Coastal marine ecosystems mitigate the effects of greenhouse gas emissions into the atmosphere by sequestering large amounts of carbon. However, these systems also export more than 40% of their primary production in the form of organic carbon to the ocean; About half of this carbon is exported as dissolved organic matter (DOM). Existing research on coastal blue carbon primarily focuses on carbon sequestration as plant biomass, while the mechanisms controlling MOD export and the processes that transform MOD and recalcitrantly sequester it (MODR) are largely little known measure.
This project is motivated by the need to contribute to this knowledge by focusing on the role of metazoans in the transformation and recycling of MOD. As a first step in this direction, we propose to focus on the Phylum Porifera since, among benthic metazoans, sponges stand out for their ability to consume large amounts of MOD. We propose to examine and quantify the three fundamental knowledge gaps necessary to evaluate the role of sponge populations as a benthic carbon pump, comparable to the oceanic microbial carbon pump:
- The metabolic demand of sponges and the fluxes of organic carbon, O2, and CO2;
- The speed at which sponges transform organic matter into labile or MODR;
- The effectiveness of sponges to eliminate volatile organic compounds (VOCs) in the coastal zone.
- We will address these questions through direct and simultaneous in situ measurements of oxygen and MOD consumption and the production of CO2 and MOD at the individual level of sponges; This will allow us to determine to what extent other metabolic processes other than nitrification can affect oxygen consumption, as well as quantify the amount of CO2 that would escape into the atmosphere.
- We will also study the fate of MOD released by sponges and the production of MODR, thus contributing to long-term carbon sequestration in the ocean.
Finally, we propose to examine the role of sponges in controlling the fate of hitherto ignored VOCs; Evaluating the role of marine sponges as bioremediators of these compounds is important, since despite their low concentration, once released, they can have dramatic large-scale consequences.
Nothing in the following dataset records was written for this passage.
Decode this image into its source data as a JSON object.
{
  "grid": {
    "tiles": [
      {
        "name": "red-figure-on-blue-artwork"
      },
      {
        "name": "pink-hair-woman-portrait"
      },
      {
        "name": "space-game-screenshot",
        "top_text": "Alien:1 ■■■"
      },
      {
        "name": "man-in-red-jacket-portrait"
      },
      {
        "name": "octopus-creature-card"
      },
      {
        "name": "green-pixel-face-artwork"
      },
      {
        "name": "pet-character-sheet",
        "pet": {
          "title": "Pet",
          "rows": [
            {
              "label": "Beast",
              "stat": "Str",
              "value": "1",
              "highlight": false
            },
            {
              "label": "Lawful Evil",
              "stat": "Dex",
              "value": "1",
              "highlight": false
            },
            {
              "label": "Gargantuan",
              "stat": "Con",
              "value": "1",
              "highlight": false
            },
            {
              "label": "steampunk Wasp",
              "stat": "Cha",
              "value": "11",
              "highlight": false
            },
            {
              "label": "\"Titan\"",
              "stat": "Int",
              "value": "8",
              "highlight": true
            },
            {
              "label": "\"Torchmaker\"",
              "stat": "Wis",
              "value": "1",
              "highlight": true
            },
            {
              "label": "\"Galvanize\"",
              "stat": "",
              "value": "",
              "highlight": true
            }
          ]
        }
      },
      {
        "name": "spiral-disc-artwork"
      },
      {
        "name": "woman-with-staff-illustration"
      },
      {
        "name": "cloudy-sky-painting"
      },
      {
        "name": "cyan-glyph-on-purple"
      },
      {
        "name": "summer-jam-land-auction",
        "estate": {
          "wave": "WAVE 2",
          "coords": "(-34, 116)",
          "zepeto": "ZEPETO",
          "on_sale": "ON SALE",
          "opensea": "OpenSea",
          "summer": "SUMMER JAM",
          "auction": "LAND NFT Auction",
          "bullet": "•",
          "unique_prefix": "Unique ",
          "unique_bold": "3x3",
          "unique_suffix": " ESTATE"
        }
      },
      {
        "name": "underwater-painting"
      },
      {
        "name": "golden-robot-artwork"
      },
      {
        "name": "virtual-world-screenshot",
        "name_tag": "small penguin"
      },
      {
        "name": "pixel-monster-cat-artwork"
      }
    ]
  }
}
The identification of new carbon sinks and VOC bioremediation pathways is necessary to understand the dynamics of coastal zones, especially because these ecosystems are being degraded and destroyed at a faster rate than most terrestrial ecosystems. The conservation and rehabilitation of coastal areas provides one of the best mitigation efforts, with benefits for all, known today as we strive to adapt to the consequences of climate change.